The next concert will be Bach’s t Matthew Passion on 19 October 2019. Two orchestras, three choirs plus soloists – we look forward in expectation.

Brian Hick

 

Hastings Philharmonic: Carmina Burana

St Mary in the Castle, Hastings, Saturday 6 April 2019

In many ways the hero and heroine of this concert were Francis Rayne and Stephanie Gurga on piano. Not only did they perform Brahms’s sonata for two pianos in F minor op 34b – an unusual outing – with tender intelligence in the first half but they gave us energetic accompaniment to Carl Orff’s best known work after the interval.

This Carmina Burana used the Willhelm Killmayer concert version (authorised by Orff) scored for two pianos and sic percussionists. It must be great fun do because the scoring is very imaginative and it’s good to see percussion to the fore. The six players here, several of them very young, did a fine and precise job.

And so to the choir. Carmina Burana is a very challenging and long sing but the energy held up pretty well. Marcio da Silva – a conductor who mouths every word – has an unusual style carving visual shapes with his hands but he brings the best out in the singers most of the time with remarkably few wobbly moments considering the demands of the piece. What with all those unfamiliar words (we’re obviously a long way from the comfort zone of the usual masses and magnificats here), cross rhythms and syncopation this is not, simple as it sounds in places, a work for the chorally faint hearted.

High spots included the vibrant sound in the opening and closing choruses, the very rich confident alto work in the exposed section of Primo vere and slow section of Swaz hie gat umbe and the well handled shift into 3|4 time for Floret silva.

There was some lovely solo singing – full of colour and character – from Ricardo Panela although he struggles for those cruel falsetto notes and ducked out of one top G altogether. Ellen Williams, the soprano soloist, has an ethereally sweet voice which worked well here to connote innocence especially in Dulcissime.

St Mary in the Castle, which I was visiting for the first time, has a terrific acoustic and it’s a credit to Hastings Borough Council which originally facilitated the rebirth of this attractive Grade 2* listed building as an arts venue. Today, however, it has no council funding and certainly needs more care and investment.
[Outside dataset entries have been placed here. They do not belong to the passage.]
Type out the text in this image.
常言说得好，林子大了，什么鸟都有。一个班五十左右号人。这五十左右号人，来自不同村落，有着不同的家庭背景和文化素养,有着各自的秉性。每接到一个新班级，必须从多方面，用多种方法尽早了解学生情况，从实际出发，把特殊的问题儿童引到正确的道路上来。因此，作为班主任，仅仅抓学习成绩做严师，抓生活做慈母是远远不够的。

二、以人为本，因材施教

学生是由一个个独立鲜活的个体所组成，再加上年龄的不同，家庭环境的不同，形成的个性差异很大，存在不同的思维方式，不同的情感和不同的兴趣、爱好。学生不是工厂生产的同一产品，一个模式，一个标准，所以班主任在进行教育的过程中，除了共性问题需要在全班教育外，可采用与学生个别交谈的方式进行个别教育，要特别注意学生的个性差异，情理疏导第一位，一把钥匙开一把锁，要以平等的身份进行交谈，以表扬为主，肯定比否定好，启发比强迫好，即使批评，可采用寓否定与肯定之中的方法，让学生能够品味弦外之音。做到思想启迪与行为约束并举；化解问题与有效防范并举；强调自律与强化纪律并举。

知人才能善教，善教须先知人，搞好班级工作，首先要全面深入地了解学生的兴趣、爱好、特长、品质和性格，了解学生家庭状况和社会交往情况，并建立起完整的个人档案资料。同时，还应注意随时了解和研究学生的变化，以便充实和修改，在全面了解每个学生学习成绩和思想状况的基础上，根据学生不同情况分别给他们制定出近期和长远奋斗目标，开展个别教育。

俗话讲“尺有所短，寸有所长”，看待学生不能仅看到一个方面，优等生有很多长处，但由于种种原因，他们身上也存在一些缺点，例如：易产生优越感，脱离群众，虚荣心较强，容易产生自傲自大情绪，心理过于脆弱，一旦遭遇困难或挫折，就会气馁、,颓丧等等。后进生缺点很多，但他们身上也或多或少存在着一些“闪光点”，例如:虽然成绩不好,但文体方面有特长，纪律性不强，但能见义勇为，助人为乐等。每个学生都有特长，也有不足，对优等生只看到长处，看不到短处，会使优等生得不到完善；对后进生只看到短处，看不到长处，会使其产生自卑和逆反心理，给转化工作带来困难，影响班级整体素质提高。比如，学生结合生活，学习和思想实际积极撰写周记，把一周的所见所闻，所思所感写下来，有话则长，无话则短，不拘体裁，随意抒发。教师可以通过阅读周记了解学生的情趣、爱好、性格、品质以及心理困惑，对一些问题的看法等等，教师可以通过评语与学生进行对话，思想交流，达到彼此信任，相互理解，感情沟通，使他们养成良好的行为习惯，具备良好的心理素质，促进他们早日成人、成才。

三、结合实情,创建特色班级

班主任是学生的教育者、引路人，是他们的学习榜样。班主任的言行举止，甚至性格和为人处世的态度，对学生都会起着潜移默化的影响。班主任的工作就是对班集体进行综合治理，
My plus 1 is disabled and I reckon that the venue’s two person lift, which wasn’t working at all at the beginning of the evening, is the slowest in Sussex. The loos aren’t great either. Venues like this are too valuable to the community to be put at risk.

Susan Elkin

Deco Delights

St Nicolaus, Pevensey, Sunday 24 March 2019

It might seem rather risqué to sing cabaret songs in church on a fine Sunday afternoon but there was nothing in Sharon Lewis’ entertainment to upset even the most prudish of potential listeners. Even Mae West’s wonderfully tongue-in-cheek I’d rather put it off until tomorrow proves to be completely innocent by the time we get to the end.

Deco Delights brought us an overview of songs from the mid-war period, and one has to admit there was so much good music written then she must have been spoilt for choice. Starting with Love is the Sweetest Thing¸ we moved gently through I’ll string along with you, and Begin the Beguine  before getting to a more up-beat You’re the cream in my coffee  and a very sensuous Lover come back to me.
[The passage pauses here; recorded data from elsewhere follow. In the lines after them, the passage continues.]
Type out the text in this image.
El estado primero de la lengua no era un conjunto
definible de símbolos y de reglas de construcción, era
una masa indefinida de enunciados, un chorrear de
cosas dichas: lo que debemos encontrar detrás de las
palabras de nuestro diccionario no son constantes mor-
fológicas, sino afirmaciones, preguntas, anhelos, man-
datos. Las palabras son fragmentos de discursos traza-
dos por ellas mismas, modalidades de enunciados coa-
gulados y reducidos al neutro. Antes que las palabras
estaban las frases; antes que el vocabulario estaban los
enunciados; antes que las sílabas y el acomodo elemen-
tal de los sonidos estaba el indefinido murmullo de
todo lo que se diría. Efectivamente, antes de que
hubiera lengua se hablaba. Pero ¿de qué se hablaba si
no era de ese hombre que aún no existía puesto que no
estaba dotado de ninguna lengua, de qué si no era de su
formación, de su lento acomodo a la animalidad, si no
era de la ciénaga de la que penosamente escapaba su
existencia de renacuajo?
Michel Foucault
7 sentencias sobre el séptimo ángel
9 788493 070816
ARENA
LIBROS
Having taken in Mae West she also gave us a touch of Josephine Baker with J’ai deux amours before warning us all It’s a sin to tell a lie.

The final two items moved us into the world of theatre with Can’t help loving that man of mine and Summertime, with its high-lying line sitting very comfortably in her voice. There was just time for Everything stops for tea before it did just that and large amounts of cake were on offer while the tea came round.

Throughout Sharon Lewis was deftly accompanied by her composer husband Paul Lewis from the keyboard and his playing frequently underlined the humour of the songs. The rolling rhythms of Begin the Beguine were particularly apt.

The next concert on 27 April brings us a solo harp and promises to be as entertaining as this series continues to prove to be.